As I sit here on the first of four flights, I can’t help but be amazed that I’m actually here. This day seemed like a surreal dream off in the distance that would never actually come to fruition. And yet here I am, about to embark on a new season of life. Honestly, my most prominent emotion is an overwhelming sense of calm. This calmness is truly a gift from God, thanks to the prayers from my friends and family and by no means an example of my capabilities. If this adventure was solely reliant on me and my own abilities, I would probably be a nervous wreck right now, devastated by the idea of missing another three months (at least) of my nieces' and nephews' lives. Especially after spending the last six months seeing three of them regularly and basically living with another. All this to say, I am calm. I am ready. I am excited. Even the slight dread I had about making new friends and spending the next few weeks in transition is completely gone. Now, all I want to do is embrace this new time in my life. The only reason I can think of for this shift in attitude (not that I wasn’t excited to start this new adventure before) is that I am exactly where God wants me to be. I don’t know what is going to happen in Spain, but truly, I don’t mind not knowing. I am excited to see all God has in store for me and to meet all the people He has so strategically placed in my path without so much as an inkling of my knowledge or input.
As I fly over the Atlantic, one of my recent favorite songs comes to mind. ‘New Wine’, by Hillsong, has been my anthem over the past year or so. It’s about God allowing someone to be crushed and broken to make them into something more like Him. From the beginning of 2020, God has taken me through a series of storms where I have been crushed and broken, yet I have come out stronger and more trusting of Him. The line that always stands out to me is “When I trust you I don’t need to understand…” I don’t need to understand why things worked out the way they did this year, or why I was dragged through so many valleys this year. I don’t need to know why I was called to leave a city, a job, a church, and friends I loved so much to move across the world and start over. I don’t need to understand why I was called to go during a world crisis, especially when my main goal was to travel to as many European countries as possible this year. None of that is important because sitting here letting God be God has brought me from the valley to a mountain top (just to be cliché). And the view from the mountaintop has been unfathomably more beautiful than I could have ever imagined.
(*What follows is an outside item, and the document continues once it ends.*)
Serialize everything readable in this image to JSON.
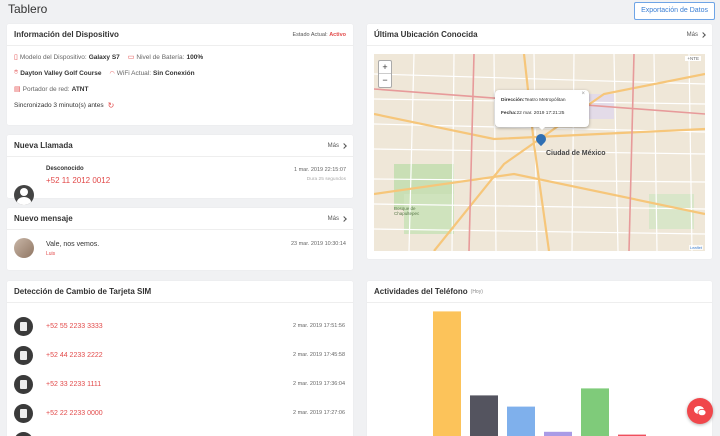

So while I sit here contemplating the unknown future, wondering whether I’ll get to see my European friends or spend my days stuck in my flat, I can’t help but be filled with joy. I don’t know why I’m here, but at the same time, I do know why I’m here. I’m going to Spain to spread God’s love, whether that be to people I meet on travel weekends, or to my roommates who want to destroy all of my country music. No matter where this journey takes me, I know I am where God wants me to be. I am calm and I am settled, knowing that when I trust God, there’s no need to understand.